Film Review: “The Devil’s Double”

by Jason LeRoy on August 5, 2011

Dominic Cooper and Ludivine Sagnier in THE DEVIL'S DOUBLE

starring: Dominic Cooper, Ludivine Sagnier, Raad Rawi, Mem Ferda, Dar Salim

written by: Michael Thomas

directed by: Lee Tamahori

MPAA: Rated R for strong brutal bloody violence and torture, sexual content, graphic nudity, drug use and pervasive language

The Devil’s Double takes a fascinating premise – the true-life story of Latif Yahia, an Iraqi army lieutenant who was forced to become Uday Hussein’s body double – and turns it into a big dumb action movie. It aspires to be a Middle Eastern Scarface, but aside from Dominic Cooper’s dazzling high-wire dual performance, it lacks that film’s virtuosic bravado. Rather, it is trashy, tasteless, and numbingly gratuitous.

Latif (Cooper) had the misfortune not only of being an old schoolmate of Uday (also Cooper), but also being a dead ringer for him. So when Uday decides that he needs a body double for public appearance and security purposes, he arranges for Latif to be snatched away from his military service and brought to the vast Hussein palaces. Of course, Uday isn’t merely offering Latif the job; he has already made the decision for him. If Latif doesn’t agree, Uday will have his family killed. So, forbidden from having any further contact with his loved ones, Latif begins transforming himself into Uday.

And what is Uday like? He is a foaming-at-the-mouth party-boy psychotic for whom every night is ’80s night. He has equally ravenous appetites for drugs, sex, and violence. Don’t believe me? Then please, by all means, allow the film to spell it out for you. Because that’s pretty much all it does: repeatedly reinforce what an irredeemable monster Uday Hussein was by showing you scene after scene of shockingly graphic carnage – and little else. By the time he shows up at a wedding to claim the beaming bride for a nice raping, all I could think was, Alright, movie, I fucking get it.

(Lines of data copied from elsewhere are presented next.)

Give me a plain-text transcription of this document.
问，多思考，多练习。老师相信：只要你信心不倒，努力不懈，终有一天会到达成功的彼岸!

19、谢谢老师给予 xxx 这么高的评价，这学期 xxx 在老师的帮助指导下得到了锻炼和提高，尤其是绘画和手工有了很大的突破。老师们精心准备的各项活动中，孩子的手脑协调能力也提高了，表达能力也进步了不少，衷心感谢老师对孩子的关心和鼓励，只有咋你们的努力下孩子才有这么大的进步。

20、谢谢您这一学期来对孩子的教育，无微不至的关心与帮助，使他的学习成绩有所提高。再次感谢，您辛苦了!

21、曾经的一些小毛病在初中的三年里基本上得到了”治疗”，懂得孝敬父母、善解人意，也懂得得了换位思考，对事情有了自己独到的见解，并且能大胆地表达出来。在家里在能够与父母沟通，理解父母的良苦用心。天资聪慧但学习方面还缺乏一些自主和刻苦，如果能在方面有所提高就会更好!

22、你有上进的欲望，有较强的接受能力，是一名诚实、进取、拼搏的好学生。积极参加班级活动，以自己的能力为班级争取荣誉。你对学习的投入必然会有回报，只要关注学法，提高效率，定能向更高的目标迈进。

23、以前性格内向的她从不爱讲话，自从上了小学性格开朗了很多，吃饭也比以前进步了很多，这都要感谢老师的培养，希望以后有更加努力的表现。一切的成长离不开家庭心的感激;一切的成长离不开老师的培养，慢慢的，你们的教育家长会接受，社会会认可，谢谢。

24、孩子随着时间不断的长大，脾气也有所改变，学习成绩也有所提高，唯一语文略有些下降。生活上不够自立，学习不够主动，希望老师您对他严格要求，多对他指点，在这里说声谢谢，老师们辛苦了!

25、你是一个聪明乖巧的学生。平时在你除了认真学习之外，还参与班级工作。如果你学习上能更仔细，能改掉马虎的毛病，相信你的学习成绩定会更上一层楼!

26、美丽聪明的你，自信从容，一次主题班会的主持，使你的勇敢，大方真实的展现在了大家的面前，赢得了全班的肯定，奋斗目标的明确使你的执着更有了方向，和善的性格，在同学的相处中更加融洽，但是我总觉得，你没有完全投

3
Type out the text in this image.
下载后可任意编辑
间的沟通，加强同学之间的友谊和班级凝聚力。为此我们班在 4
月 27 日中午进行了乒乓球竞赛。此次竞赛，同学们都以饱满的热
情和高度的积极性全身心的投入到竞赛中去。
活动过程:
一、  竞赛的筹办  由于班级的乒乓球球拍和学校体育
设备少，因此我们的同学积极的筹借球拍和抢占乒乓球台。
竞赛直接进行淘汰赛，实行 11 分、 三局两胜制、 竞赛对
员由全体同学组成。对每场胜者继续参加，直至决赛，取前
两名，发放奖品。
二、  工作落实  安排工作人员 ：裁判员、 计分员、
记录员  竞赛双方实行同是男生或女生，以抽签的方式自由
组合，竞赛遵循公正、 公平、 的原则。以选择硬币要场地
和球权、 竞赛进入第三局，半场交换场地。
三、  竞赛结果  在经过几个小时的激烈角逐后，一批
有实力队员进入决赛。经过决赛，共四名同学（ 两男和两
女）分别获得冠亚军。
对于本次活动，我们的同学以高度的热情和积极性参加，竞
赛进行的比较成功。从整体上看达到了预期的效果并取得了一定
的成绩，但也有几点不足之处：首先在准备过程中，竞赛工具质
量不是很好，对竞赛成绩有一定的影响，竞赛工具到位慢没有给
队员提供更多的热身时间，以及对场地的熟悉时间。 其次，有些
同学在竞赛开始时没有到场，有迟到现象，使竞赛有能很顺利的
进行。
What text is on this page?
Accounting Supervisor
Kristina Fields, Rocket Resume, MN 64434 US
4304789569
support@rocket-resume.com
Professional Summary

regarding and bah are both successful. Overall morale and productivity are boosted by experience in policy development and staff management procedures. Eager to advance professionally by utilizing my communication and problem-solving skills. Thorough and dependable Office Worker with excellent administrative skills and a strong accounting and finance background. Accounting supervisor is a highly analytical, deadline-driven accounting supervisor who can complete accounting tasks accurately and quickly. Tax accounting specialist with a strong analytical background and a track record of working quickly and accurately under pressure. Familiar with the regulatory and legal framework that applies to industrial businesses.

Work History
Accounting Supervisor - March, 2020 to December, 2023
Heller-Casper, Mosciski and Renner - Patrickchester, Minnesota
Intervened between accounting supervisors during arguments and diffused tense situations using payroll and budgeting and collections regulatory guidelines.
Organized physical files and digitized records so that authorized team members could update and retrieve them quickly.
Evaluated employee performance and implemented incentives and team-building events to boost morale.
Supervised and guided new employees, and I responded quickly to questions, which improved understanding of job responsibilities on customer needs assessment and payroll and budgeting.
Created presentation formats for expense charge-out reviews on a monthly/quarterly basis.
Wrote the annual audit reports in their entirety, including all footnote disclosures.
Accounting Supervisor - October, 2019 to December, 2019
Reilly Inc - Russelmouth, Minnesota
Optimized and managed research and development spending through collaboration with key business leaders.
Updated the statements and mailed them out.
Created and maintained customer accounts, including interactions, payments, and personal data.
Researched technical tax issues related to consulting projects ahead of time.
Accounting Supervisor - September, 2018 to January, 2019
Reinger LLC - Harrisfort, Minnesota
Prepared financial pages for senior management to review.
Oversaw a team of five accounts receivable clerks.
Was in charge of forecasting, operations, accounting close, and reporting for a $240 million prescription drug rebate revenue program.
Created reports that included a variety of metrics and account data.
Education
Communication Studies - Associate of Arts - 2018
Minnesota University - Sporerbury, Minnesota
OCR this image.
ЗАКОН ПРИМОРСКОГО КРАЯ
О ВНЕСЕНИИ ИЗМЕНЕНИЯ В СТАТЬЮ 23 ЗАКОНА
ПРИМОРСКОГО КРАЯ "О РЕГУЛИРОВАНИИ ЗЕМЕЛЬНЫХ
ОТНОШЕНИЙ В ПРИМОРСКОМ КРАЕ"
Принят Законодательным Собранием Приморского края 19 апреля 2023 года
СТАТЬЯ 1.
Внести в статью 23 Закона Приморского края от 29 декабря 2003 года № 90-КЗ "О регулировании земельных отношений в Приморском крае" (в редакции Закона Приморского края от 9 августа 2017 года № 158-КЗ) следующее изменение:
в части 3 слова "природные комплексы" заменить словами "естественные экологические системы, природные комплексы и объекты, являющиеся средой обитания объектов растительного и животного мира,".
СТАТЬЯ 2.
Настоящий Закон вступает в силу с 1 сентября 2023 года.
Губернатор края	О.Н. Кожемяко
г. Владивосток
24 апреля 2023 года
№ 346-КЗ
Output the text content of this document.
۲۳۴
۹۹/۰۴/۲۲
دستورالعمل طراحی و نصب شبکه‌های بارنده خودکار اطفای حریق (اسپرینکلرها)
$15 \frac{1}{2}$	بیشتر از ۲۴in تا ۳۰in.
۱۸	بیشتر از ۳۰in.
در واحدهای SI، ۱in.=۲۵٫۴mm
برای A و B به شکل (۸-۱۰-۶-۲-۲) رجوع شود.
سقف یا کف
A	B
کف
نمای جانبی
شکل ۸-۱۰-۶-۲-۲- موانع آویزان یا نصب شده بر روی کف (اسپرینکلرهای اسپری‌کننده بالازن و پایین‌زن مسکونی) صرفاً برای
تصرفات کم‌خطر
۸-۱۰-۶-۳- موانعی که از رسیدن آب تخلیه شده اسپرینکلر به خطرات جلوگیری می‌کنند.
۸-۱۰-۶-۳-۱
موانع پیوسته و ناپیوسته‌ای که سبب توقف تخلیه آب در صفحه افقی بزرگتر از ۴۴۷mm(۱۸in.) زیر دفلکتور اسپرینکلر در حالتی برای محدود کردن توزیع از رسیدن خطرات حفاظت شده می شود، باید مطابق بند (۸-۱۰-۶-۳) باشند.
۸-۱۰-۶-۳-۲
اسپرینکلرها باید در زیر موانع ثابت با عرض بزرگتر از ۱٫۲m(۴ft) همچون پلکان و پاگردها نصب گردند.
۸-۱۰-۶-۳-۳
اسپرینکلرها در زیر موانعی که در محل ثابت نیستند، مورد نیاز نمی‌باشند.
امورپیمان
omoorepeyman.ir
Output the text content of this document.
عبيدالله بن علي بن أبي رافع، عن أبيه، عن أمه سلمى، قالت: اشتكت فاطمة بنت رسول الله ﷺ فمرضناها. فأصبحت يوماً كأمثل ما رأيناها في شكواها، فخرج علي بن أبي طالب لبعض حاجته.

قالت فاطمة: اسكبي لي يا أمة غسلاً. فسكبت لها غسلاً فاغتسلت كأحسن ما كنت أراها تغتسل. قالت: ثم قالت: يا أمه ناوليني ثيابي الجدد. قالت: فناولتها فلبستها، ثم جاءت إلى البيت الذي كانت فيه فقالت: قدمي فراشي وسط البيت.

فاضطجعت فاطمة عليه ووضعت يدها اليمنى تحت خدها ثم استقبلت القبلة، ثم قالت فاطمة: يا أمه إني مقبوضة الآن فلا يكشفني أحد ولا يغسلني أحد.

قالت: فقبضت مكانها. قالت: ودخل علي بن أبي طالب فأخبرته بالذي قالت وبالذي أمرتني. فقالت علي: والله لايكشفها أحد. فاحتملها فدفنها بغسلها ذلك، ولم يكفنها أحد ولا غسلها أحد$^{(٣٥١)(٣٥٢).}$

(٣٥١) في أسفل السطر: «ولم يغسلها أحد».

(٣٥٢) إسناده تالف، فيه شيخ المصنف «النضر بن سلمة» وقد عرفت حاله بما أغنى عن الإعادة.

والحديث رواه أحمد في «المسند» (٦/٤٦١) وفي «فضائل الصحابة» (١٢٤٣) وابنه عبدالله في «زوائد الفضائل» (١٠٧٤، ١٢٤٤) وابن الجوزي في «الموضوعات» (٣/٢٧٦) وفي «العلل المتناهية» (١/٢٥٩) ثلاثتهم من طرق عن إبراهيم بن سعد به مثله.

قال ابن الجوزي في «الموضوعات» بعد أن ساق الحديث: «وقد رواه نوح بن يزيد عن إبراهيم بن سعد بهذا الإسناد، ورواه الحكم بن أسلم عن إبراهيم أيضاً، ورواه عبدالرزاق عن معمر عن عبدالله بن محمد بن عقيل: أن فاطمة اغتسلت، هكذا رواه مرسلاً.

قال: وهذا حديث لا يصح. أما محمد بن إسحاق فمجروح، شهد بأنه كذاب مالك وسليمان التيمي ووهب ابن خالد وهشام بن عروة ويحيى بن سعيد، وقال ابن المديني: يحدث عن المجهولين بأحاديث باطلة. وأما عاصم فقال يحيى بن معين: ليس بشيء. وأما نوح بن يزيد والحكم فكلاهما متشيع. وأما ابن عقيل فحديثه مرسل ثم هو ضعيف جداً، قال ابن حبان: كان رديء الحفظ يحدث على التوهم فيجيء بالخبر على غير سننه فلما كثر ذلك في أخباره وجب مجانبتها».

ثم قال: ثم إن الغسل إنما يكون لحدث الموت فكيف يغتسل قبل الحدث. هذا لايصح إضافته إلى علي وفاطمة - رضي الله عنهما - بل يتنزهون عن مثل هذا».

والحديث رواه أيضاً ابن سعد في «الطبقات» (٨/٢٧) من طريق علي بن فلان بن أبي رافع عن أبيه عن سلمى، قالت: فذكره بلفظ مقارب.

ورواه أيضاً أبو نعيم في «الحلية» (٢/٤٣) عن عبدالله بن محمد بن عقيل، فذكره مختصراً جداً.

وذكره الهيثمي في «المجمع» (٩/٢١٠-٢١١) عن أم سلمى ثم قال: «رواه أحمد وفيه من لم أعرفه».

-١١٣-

This is nearly the entire substance of the film: Uday being a lethally childish tyrant while everyone around him scampers to stay out of his kill/fuck zone. There is, of course, the question of how and when Latif will be able to break free of his enslavement, and also a misbegotten subplot in which he falls for Sarrab (Ludivine Sagnier), one of Uday’s favorite whores, which leads to one of the film’s many lapses in taste: a bombastic sex scene edited against the backdrop of Baghdad being bombed. Not since Leslie Nielsen and Priscilla Presley got it on in The Naked Gun has there been such delicate symbolism in a love-making sequence.

All bitching aside, this is a genuinely stunning performance from Dominic Cooper. None of his previous work – he is perhaps best known for Mamma Mia! – gave any indication that he was capable of such petrifying, wild-eyed ferocity. Despite nice turns in small films like An Education and Tamara Drewe, this will likely prove to be his star-making performance, and may even garner him some awards attention. He has finally catapulted himself out of the Just A Pretty Face Club. And you know how my heart breaks for all the poor kids in that club.

Although, of course, there is the rather problematic matter of him being a Caucasian Englishman playing two Iraqi men. Regardless of how well he plays the roles, you still have to ask why he’s playing them in the first place. And the nationality-blind casting doesn’t stop there: Caucasian French actress Ludivine Sagnier, best known for her frequently nude turn in Swimming Pool, is unrecognizable in her be-wigged turn as Sarrab. She also puts amusingly little effort into transforming her French accent into an Iraqi one; Cooper fares better.

In addition to Cooper’s performance, the film is also successful in its visual look, courtesy of cinematographer Sam McCurdy. Everything onscreen looks absolutely stunning, as if it’s been bathed in a golden glow. This is perhaps another reason why the film is reminiscent of Tony Scott: the colors lean toward the stylishly saturated. And like a Tony Scott movie, it certainly isn’t boring. Maybe I shouldn’t be so hard on a movie that gives us two naked Dominic Coopers in a shower together. But for every Cooper butt shot, you also have to see a disemboweling or a graphic torture scene or some form of sexual violence. And it’s all just cruelty for cruelty’s sake. The Devil’s Double is ultimately a torture-porn dude flick disguised as a history lesson.